Drill down inside the broad index and you’ll see that agricultural commodities (wheat, corn, soybeans) are the biggest winners, up 15.4 percent this year, followed closely by livestock, which is up 14.7 percent.
The high-profile commodities are a mixed bag, with gold up 6.4 percent year-to-date, while energy is down 1.2 percent.
There has been a lot of talk in the media about how “official” inflation is practically non-existent — the Fed for instance wants higher inflation — but basic commodity prices are telling a very different story in my view.
Here in the real world, the cost of everything from steaks to Starbucks coffee is going up. The Fed should be careful what it wishes for.
Emerging market rebound
Like commodities, emerging markets were a terrible place to invest over the past year, as the MSCI Emerging Market Index declined 2.8 percent in 2013, while the S&P 500 gained 28.4 percent.
But what a difference a few months can make.
So far in 2014, U.S. stocks are struggling while several emerging Asian markets are going through the roof.
* India is up 10.2 percent …
* Thailand has gained nearly 8 percent, and …
* Indonesia has surged 22.7 percent year-to-date.
And it’s easy to see why: Gross domestic product growth for emerging markets is on pace to expand 5.1 percent this year … that’s twice as fast as the major developed economies including the U.S., Europe and Japan, which will grow just 2.2 percent.
Emerging Asian markets in particular, including China, India, Indonesia, Malaysia, and the Philippines enjoy an even faster pace of growth, with GDP expanding 6.7 percent in 2014, as you can see in the graph below.
This is orders of magnitude above lackluster growth in the U.S., Europe and Japan.
And as I pointed out last week in Money and Markets, global capital flows have turned bullish for select emerging markets, with investors pouring money into Asian markets in search of better growth and profit potential.
One of the most dynamic regions for growth in Asia is known as the Association of Southeast Asian Nations (ASEAN).

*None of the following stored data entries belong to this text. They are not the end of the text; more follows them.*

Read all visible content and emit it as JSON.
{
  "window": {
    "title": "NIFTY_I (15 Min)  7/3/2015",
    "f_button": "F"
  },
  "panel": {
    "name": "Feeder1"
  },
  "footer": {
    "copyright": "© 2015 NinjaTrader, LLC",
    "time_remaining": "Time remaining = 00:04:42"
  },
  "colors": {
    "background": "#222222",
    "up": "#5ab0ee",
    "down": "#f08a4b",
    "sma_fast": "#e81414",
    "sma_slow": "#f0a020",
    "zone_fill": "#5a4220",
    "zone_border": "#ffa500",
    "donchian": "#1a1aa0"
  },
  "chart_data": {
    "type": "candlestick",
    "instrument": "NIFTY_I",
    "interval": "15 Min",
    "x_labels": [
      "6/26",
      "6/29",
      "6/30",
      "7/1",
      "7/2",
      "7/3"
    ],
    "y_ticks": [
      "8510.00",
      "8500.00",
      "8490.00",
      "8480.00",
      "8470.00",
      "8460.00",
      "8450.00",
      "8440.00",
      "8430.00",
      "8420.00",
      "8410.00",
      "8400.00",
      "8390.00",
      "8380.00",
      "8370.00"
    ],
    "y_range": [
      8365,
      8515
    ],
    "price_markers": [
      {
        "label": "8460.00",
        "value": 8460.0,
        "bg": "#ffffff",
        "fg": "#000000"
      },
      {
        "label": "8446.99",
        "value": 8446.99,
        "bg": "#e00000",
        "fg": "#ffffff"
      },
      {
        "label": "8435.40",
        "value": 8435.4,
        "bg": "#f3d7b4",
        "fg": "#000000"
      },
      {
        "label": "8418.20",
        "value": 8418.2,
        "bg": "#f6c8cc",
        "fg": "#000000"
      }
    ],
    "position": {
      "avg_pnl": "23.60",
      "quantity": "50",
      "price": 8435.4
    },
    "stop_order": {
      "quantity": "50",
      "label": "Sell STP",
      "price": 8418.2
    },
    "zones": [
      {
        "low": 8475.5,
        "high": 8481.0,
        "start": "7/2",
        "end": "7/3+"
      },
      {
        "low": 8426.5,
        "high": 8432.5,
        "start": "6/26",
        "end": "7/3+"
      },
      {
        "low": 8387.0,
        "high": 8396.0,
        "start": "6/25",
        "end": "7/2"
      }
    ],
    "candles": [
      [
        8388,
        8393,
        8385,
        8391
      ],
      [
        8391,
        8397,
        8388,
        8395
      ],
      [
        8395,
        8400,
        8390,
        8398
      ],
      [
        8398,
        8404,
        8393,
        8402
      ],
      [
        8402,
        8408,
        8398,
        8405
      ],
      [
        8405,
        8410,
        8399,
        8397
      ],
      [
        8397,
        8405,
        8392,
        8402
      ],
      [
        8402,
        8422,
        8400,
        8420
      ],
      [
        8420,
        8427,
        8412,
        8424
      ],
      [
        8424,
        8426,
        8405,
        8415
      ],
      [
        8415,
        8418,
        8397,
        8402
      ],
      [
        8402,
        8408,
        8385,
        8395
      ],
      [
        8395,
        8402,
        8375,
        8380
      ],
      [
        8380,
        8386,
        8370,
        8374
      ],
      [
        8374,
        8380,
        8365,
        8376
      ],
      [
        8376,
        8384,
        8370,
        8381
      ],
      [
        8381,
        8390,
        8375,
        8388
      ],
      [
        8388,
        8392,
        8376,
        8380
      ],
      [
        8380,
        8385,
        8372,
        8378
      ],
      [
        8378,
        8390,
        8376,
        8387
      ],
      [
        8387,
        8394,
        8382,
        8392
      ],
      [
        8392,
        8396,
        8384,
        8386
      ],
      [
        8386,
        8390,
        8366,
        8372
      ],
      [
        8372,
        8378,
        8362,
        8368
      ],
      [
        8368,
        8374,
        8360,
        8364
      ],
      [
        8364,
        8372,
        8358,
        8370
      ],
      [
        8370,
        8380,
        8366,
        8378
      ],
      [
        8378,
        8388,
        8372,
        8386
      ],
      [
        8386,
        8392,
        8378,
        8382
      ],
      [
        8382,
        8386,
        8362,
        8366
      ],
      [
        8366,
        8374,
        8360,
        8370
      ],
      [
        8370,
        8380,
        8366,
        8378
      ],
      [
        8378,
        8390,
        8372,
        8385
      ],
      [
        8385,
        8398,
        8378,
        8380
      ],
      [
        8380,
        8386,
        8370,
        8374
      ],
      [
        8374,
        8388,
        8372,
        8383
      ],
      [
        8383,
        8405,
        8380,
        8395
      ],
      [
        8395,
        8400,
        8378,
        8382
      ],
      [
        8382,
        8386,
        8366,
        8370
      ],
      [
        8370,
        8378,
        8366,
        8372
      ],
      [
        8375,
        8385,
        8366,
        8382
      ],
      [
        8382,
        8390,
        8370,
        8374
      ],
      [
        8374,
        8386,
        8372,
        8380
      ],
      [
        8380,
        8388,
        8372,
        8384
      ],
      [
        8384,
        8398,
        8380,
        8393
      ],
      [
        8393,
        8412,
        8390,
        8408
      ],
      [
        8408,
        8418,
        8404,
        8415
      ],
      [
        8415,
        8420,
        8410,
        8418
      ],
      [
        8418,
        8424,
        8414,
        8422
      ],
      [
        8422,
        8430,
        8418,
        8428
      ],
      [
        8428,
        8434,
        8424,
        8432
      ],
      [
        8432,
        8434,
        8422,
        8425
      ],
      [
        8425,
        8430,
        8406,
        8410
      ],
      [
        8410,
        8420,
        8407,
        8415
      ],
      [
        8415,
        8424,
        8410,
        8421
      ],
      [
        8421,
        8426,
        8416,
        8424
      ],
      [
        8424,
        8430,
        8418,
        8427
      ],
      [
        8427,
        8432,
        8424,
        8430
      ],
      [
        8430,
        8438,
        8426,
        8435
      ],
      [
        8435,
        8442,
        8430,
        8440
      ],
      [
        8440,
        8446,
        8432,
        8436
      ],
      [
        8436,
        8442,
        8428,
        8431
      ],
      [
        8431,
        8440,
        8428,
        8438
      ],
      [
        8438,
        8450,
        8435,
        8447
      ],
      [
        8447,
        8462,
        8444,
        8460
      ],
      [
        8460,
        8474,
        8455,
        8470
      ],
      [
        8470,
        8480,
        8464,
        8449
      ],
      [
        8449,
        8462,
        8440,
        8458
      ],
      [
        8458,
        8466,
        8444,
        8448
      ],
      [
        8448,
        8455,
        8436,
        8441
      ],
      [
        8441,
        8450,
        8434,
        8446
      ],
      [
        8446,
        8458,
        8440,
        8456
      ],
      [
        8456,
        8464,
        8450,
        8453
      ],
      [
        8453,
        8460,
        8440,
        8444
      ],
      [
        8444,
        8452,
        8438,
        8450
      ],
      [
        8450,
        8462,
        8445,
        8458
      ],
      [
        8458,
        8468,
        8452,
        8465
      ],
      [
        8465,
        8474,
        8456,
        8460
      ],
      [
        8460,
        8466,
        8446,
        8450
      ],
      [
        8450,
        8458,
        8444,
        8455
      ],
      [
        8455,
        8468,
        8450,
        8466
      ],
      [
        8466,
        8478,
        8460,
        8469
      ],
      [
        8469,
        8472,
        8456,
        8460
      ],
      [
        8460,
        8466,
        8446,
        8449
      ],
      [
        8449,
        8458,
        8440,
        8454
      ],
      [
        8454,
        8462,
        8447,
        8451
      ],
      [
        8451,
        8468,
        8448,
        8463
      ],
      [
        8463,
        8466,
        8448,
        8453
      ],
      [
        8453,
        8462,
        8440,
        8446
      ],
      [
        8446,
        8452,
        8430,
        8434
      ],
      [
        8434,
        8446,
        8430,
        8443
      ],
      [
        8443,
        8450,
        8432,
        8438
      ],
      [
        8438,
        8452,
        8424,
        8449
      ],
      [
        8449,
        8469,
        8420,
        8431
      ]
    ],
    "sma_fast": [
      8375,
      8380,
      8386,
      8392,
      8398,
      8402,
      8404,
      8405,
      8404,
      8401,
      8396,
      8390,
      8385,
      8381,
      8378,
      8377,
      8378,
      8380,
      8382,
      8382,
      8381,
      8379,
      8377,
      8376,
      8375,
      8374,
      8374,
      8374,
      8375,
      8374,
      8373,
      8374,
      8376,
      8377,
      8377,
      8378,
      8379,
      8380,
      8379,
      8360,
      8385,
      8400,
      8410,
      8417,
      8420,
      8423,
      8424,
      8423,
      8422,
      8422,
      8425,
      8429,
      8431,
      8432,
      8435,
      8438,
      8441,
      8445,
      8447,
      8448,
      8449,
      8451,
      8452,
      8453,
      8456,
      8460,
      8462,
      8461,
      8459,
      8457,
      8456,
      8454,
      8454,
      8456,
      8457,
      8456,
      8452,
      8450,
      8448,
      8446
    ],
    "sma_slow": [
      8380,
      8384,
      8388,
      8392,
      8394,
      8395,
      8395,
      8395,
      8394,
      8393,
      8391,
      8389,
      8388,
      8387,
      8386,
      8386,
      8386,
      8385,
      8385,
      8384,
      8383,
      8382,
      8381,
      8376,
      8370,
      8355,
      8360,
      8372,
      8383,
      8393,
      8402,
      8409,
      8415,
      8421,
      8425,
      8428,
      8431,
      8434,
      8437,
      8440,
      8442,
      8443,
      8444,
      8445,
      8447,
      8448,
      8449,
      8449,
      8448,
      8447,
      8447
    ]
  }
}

Member countries include: Singapore, Malaysia, Indonesia, Thailand, and the Philippines.
These nations enjoy strong and growing trade ties with China and India, helping to accelerate their own growth. Recently, the ASEAN region overtook Japan as China’s third-largest trading partner, with total trade surging 22 percent annually since 2002.

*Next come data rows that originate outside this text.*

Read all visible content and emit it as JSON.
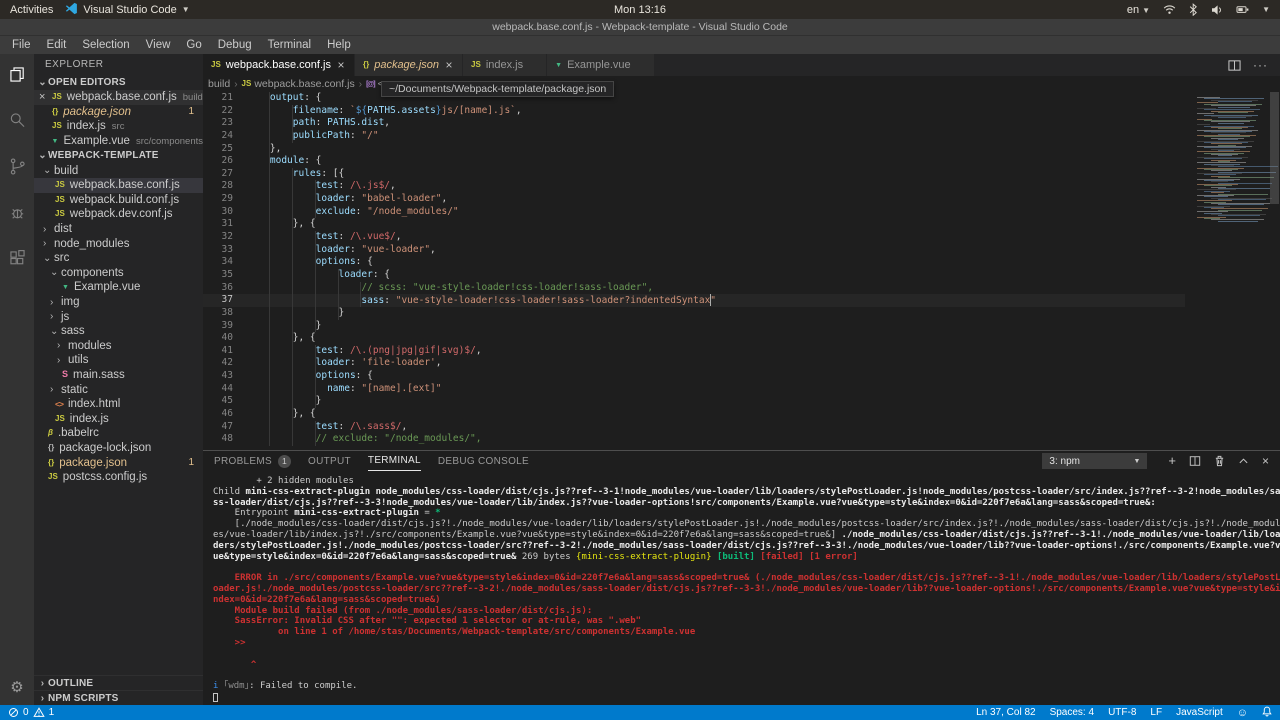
{
  "top_bar": {
    "activities": "Activities",
    "app": "Visual Studio Code",
    "clock": "Mon 13:16",
    "lang": "en"
  },
  "title_bar": {
    "title": "webpack.base.conf.js - Webpack-template - Visual Studio Code"
  },
  "menu_bar": {
    "items": [
      "File",
      "Edit",
      "Selection",
      "View",
      "Go",
      "Debug",
      "Terminal",
      "Help"
    ]
  },
  "explorer": {
    "title": "EXPLORER",
    "open_editors": {
      "label": "OPEN EDITORS",
      "items": [
        {
          "icon": "js",
          "name": "webpack.base.conf.js",
          "detail": "build",
          "active": true,
          "close": true
        },
        {
          "icon": "json",
          "name": "package.json",
          "gold": true,
          "italic": true,
          "badge": "1"
        },
        {
          "icon": "js",
          "name": "index.js",
          "detail": "src"
        },
        {
          "icon": "vue",
          "name": "Example.vue",
          "detail": "src/components"
        }
      ]
    },
    "tree": {
      "label": "WEBPACK-TEMPLATE",
      "items": [
        {
          "type": "folder",
          "state": "open",
          "name": "build",
          "level": 0
        },
        {
          "type": "file",
          "icon": "js",
          "name": "webpack.base.conf.js",
          "level": 1,
          "selected": true
        },
        {
          "type": "file",
          "icon": "js",
          "name": "webpack.build.conf.js",
          "level": 1
        },
        {
          "type": "file",
          "icon": "js",
          "name": "webpack.dev.conf.js",
          "level": 1
        },
        {
          "type": "folder",
          "state": "closed",
          "name": "dist",
          "level": 0
        },
        {
          "type": "folder",
          "state": "closed",
          "name": "node_modules",
          "level": 0
        },
        {
          "type": "folder",
          "state": "open",
          "name": "src",
          "level": 0
        },
        {
          "type": "folder",
          "state": "open",
          "name": "components",
          "level": 1
        },
        {
          "type": "file",
          "icon": "vue",
          "name": "Example.vue",
          "level": 2
        },
        {
          "type": "folder",
          "state": "closed",
          "name": "img",
          "level": 1
        },
        {
          "type": "folder",
          "state": "closed",
          "name": "js",
          "level": 1
        },
        {
          "type": "folder",
          "state": "open",
          "name": "sass",
          "level": 1
        },
        {
          "type": "folder",
          "state": "closed",
          "name": "modules",
          "level": 2
        },
        {
          "type": "folder",
          "state": "closed",
          "name": "utils",
          "level": 2
        },
        {
          "type": "file",
          "icon": "sass",
          "name": "main.sass",
          "level": 2
        },
        {
          "type": "folder",
          "state": "closed",
          "name": "static",
          "level": 1
        },
        {
          "type": "file",
          "icon": "html",
          "name": "index.html",
          "level": 1
        },
        {
          "type": "file",
          "icon": "js",
          "name": "index.js",
          "level": 1
        },
        {
          "type": "file",
          "icon": "babel",
          "name": ".babelrc",
          "level": 0
        },
        {
          "type": "file",
          "icon": "jsong",
          "name": "package-lock.json",
          "level": 0
        },
        {
          "type": "file",
          "icon": "json",
          "name": "package.json",
          "level": 0,
          "gold": true,
          "badge": "1"
        },
        {
          "type": "file",
          "icon": "js",
          "name": "postcss.config.js",
          "level": 0
        }
      ]
    },
    "bottom_sections": [
      "OUTLINE",
      "NPM SCRIPTS"
    ]
  },
  "tabs": [
    {
      "icon": "js",
      "label": "webpack.base.conf.js",
      "active": true,
      "close": true
    },
    {
      "icon": "json",
      "label": "package.json",
      "italic": true,
      "gold": true,
      "close": true
    },
    {
      "icon": "js",
      "label": "index.js"
    },
    {
      "icon": "vue",
      "label": "Example.vue"
    }
  ],
  "editor": {
    "breadcrumb": [
      {
        "label": "build"
      },
      {
        "label": "webpack.base.conf.js",
        "icon": "js"
      },
      {
        "label": "<ur",
        "icon": "sym"
      }
    ],
    "tooltip": "~/Documents/Webpack-template/package.json",
    "active_line": 37,
    "lines": [
      {
        "n": 21,
        "seg": [
          [
            "    ",
            ""
          ],
          [
            "output",
            "prop"
          ],
          [
            ": {",
            "punct"
          ]
        ]
      },
      {
        "n": 22,
        "seg": [
          [
            "        ",
            ""
          ],
          [
            "filename",
            "prop"
          ],
          [
            ": ",
            "punct"
          ],
          [
            "`",
            "string"
          ],
          [
            "${",
            "texpr"
          ],
          [
            "PATHS.assets",
            "var"
          ],
          [
            "}",
            "texpr"
          ],
          [
            "js/[name].js`",
            "string"
          ],
          [
            ",",
            "punct"
          ]
        ]
      },
      {
        "n": 23,
        "seg": [
          [
            "        ",
            ""
          ],
          [
            "path",
            "prop"
          ],
          [
            ": ",
            "punct"
          ],
          [
            "PATHS.dist",
            "var"
          ],
          [
            ",",
            "punct"
          ]
        ]
      },
      {
        "n": 24,
        "seg": [
          [
            "        ",
            ""
          ],
          [
            "publicPath",
            "prop"
          ],
          [
            ": ",
            "punct"
          ],
          [
            "\"/\"",
            "string"
          ]
        ]
      },
      {
        "n": 25,
        "seg": [
          [
            "    ",
            ""
          ],
          [
            "},",
            "punct"
          ]
        ]
      },
      {
        "n": 26,
        "seg": [
          [
            "    ",
            ""
          ],
          [
            "module",
            "prop"
          ],
          [
            ": {",
            "punct"
          ]
        ]
      },
      {
        "n": 27,
        "seg": [
          [
            "        ",
            ""
          ],
          [
            "rules",
            "prop"
          ],
          [
            ": [{",
            "punct"
          ]
        ]
      },
      {
        "n": 28,
        "seg": [
          [
            "            ",
            ""
          ],
          [
            "test",
            "prop"
          ],
          [
            ": ",
            "punct"
          ],
          [
            "/\\.js$/",
            "regex"
          ],
          [
            ",",
            "punct"
          ]
        ]
      },
      {
        "n": 29,
        "seg": [
          [
            "            ",
            ""
          ],
          [
            "loader",
            "prop"
          ],
          [
            ": ",
            "punct"
          ],
          [
            "\"babel-loader\"",
            "string"
          ],
          [
            ",",
            "punct"
          ]
        ]
      },
      {
        "n": 30,
        "seg": [
          [
            "            ",
            ""
          ],
          [
            "exclude",
            "prop"
          ],
          [
            ": ",
            "punct"
          ],
          [
            "\"/node_modules/\"",
            "string"
          ]
        ]
      },
      {
        "n": 31,
        "seg": [
          [
            "        ",
            ""
          ],
          [
            "}, {",
            "punct"
          ]
        ]
      },
      {
        "n": 32,
        "seg": [
          [
            "            ",
            ""
          ],
          [
            "test",
            "prop"
          ],
          [
            ": ",
            "punct"
          ],
          [
            "/\\.vue$/",
            "regex"
          ],
          [
            ",",
            "punct"
          ]
        ]
      },
      {
        "n": 33,
        "seg": [
          [
            "            ",
            ""
          ],
          [
            "loader",
            "prop"
          ],
          [
            ": ",
            "punct"
          ],
          [
            "\"vue-loader\"",
            "string"
          ],
          [
            ",",
            "punct"
          ]
        ]
      },
      {
        "n": 34,
        "seg": [
          [
            "            ",
            ""
          ],
          [
            "options",
            "prop"
          ],
          [
            ": {",
            "punct"
          ]
        ]
      },
      {
        "n": 35,
        "seg": [
          [
            "                ",
            ""
          ],
          [
            "loader",
            "prop"
          ],
          [
            ": {",
            "punct"
          ]
        ]
      },
      {
        "n": 36,
        "seg": [
          [
            "                    ",
            ""
          ],
          [
            "// scss: \"vue-style-loader!css-loader!sass-loader\",",
            "comment"
          ]
        ]
      },
      {
        "n": 37,
        "seg": [
          [
            "                    ",
            ""
          ],
          [
            "sass",
            "prop"
          ],
          [
            ": ",
            "punct"
          ],
          [
            "\"vue-style-loader!css-loader!sass-loader?indentedSyntax",
            "string"
          ],
          [
            "",
            "cursor"
          ],
          [
            "\"",
            "string"
          ]
        ]
      },
      {
        "n": 38,
        "seg": [
          [
            "                ",
            ""
          ],
          [
            "}",
            "punct"
          ]
        ]
      },
      {
        "n": 39,
        "seg": [
          [
            "            ",
            ""
          ],
          [
            "}",
            "punct"
          ]
        ]
      },
      {
        "n": 40,
        "seg": [
          [
            "        ",
            ""
          ],
          [
            "}, {",
            "punct"
          ]
        ]
      },
      {
        "n": 41,
        "seg": [
          [
            "            ",
            ""
          ],
          [
            "test",
            "prop"
          ],
          [
            ": ",
            "punct"
          ],
          [
            "/\\.(png|jpg|gif|svg)$/",
            "regex"
          ],
          [
            ",",
            "punct"
          ]
        ]
      },
      {
        "n": 42,
        "seg": [
          [
            "            ",
            ""
          ],
          [
            "loader",
            "prop"
          ],
          [
            ": ",
            "punct"
          ],
          [
            "'file-loader'",
            "string"
          ],
          [
            ",",
            "punct"
          ]
        ]
      },
      {
        "n": 43,
        "seg": [
          [
            "            ",
            ""
          ],
          [
            "options",
            "prop"
          ],
          [
            ": {",
            "punct"
          ]
        ]
      },
      {
        "n": 44,
        "seg": [
          [
            "              ",
            ""
          ],
          [
            "name",
            "prop"
          ],
          [
            ": ",
            "punct"
          ],
          [
            "\"[name].[ext]\"",
            "string"
          ]
        ]
      },
      {
        "n": 45,
        "seg": [
          [
            "            ",
            ""
          ],
          [
            "}",
            "punct"
          ]
        ]
      },
      {
        "n": 46,
        "seg": [
          [
            "        ",
            ""
          ],
          [
            "}, {",
            "punct"
          ]
        ]
      },
      {
        "n": 47,
        "seg": [
          [
            "            ",
            ""
          ],
          [
            "test",
            "prop"
          ],
          [
            ": ",
            "punct"
          ],
          [
            "/\\.sass$/",
            "regex"
          ],
          [
            ",",
            "punct"
          ]
        ]
      },
      {
        "n": 48,
        "seg": [
          [
            "            ",
            ""
          ],
          [
            "// exclude: \"/node_modules/\",",
            "comment"
          ]
        ]
      }
    ]
  },
  "panel": {
    "tabs": [
      {
        "label": "PROBLEMS",
        "badge": "1"
      },
      {
        "label": "OUTPUT"
      },
      {
        "label": "TERMINAL",
        "active": true
      },
      {
        "label": "DEBUG CONSOLE"
      }
    ],
    "selector": "3: npm"
  },
  "terminal": {
    "lines": [
      [
        [
          "        + 2 hidden modules",
          ""
        ]
      ],
      [
        [
          "Child ",
          ""
        ],
        [
          "mini-css-extract-plugin",
          "b"
        ],
        [
          " ",
          ""
        ],
        [
          "node_modules/css-loader/dist/cjs.js??ref--3-1!node_modules/vue-loader/lib/loaders/stylePostLoader.js!node_modules/postcss-loader/src/index.js??ref--3-2!node_modules/sa",
          "b"
        ]
      ],
      [
        [
          "ss-loader/dist/cjs.js??ref--3-3!node_modules/vue-loader/lib/index.js??vue-loader-options!src/components/Example.vue?vue&type=style&index=0&id=220f7e6a&lang=sass&scoped=true&:",
          "b"
        ]
      ],
      [
        [
          "    Entrypoint ",
          ""
        ],
        [
          "mini-css-extract-plugin",
          "b"
        ],
        [
          " = ",
          ""
        ],
        [
          "*",
          "green"
        ]
      ],
      [
        [
          "    [./node_modules/css-loader/dist/cjs.js?!./node_modules/vue-loader/lib/loaders/stylePostLoader.js!./node_modules/postcss-loader/src/index.js?!./node_modules/sass-loader/dist/cjs.js?!./node_modul",
          ""
        ]
      ],
      [
        [
          "es/vue-loader/lib/index.js?!./src/components/Example.vue?vue&type=style&index=0&id=220f7e6a&lang=sass&scoped=true&] ",
          ""
        ],
        [
          "./node_modules/css-loader/dist/cjs.js??ref--3-1!./node_modules/vue-loader/lib/loa",
          "b"
        ]
      ],
      [
        [
          "ders/stylePostLoader.js!./node_modules/postcss-loader/src??ref--3-2!./node_modules/sass-loader/dist/cjs.js??ref--3-3!./node_modules/vue-loader/lib??vue-loader-options!./src/components/Example.vue?v",
          "b"
        ]
      ],
      [
        [
          "ue&type=style&index=0&id=220f7e6a&lang=sass&scoped=true&",
          "b"
        ],
        [
          " 269 bytes ",
          ""
        ],
        [
          "{mini-css-extract-plugin}",
          "yellow"
        ],
        [
          " ",
          ""
        ],
        [
          "[built]",
          "green"
        ],
        [
          " ",
          ""
        ],
        [
          "[failed]",
          "red"
        ],
        [
          " ",
          ""
        ],
        [
          "[1 error]",
          "red"
        ]
      ],
      [],
      [
        [
          "    ERROR in ./src/components/Example.vue?vue&type=style&index=0&id=220f7e6a&lang=sass&scoped=true& (./node_modules/css-loader/dist/cjs.js??ref--3-1!./node_modules/vue-loader/lib/loaders/stylePostL",
          "red"
        ]
      ],
      [
        [
          "oader.js!./node_modules/postcss-loader/src??ref--3-2!./node_modules/sass-loader/dist/cjs.js??ref--3-3!./node_modules/vue-loader/lib??vue-loader-options!./src/components/Example.vue?vue&type=style&i",
          "red"
        ]
      ],
      [
        [
          "ndex=0&id=220f7e6a&lang=sass&scoped=true&)",
          "red"
        ]
      ],
      [
        [
          "    Module build failed (from ./node_modules/sass-loader/dist/cjs.js):",
          "red"
        ]
      ],
      [
        [
          "    SassError: Invalid CSS after \"\": expected 1 selector or at-rule, was \".web\"",
          "red"
        ]
      ],
      [
        [
          "            on line 1 of /home/stas/Documents/Webpack-template/src/components/Example.vue",
          "red"
        ]
      ],
      [
        [
          "    >>",
          "red"
        ]
      ],
      [],
      [
        [
          "       ^",
          "red"
        ]
      ],
      [],
      [
        [
          "i",
          "blue"
        ],
        [
          " ｢wdm｣",
          "dim"
        ],
        [
          ": Failed to compile.",
          ""
        ]
      ]
    ]
  },
  "status_bar": {
    "errors": "0",
    "warnings": "1",
    "items": [
      "Ln 37, Col 82",
      "Spaces: 4",
      "UTF-8",
      "LF",
      "JavaScript"
    ]
  }
}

In fact, the ASEAN nations are among the very few that enjoy a trade SURPLUS with China. The region should become China’s top trading partner by 2015 with total trade exceeding $500 billion, but it’s not just exports.
|The Fast Growing ASEAN Region|
ASEAN nations are also thriving thanks to fast-paced domestic demand. By 2015, the region’s middle class should reach 300 million consumers, nearly the entire U.S. population, driving strong and sustainable internal growth.
Investors with a global outlook may want to consider these faster-growing Asian markets. All of the ASEAN nations shown above are easy for U.S. investors to access using a handful of liquid ETFs listed on domestic stock exchanges.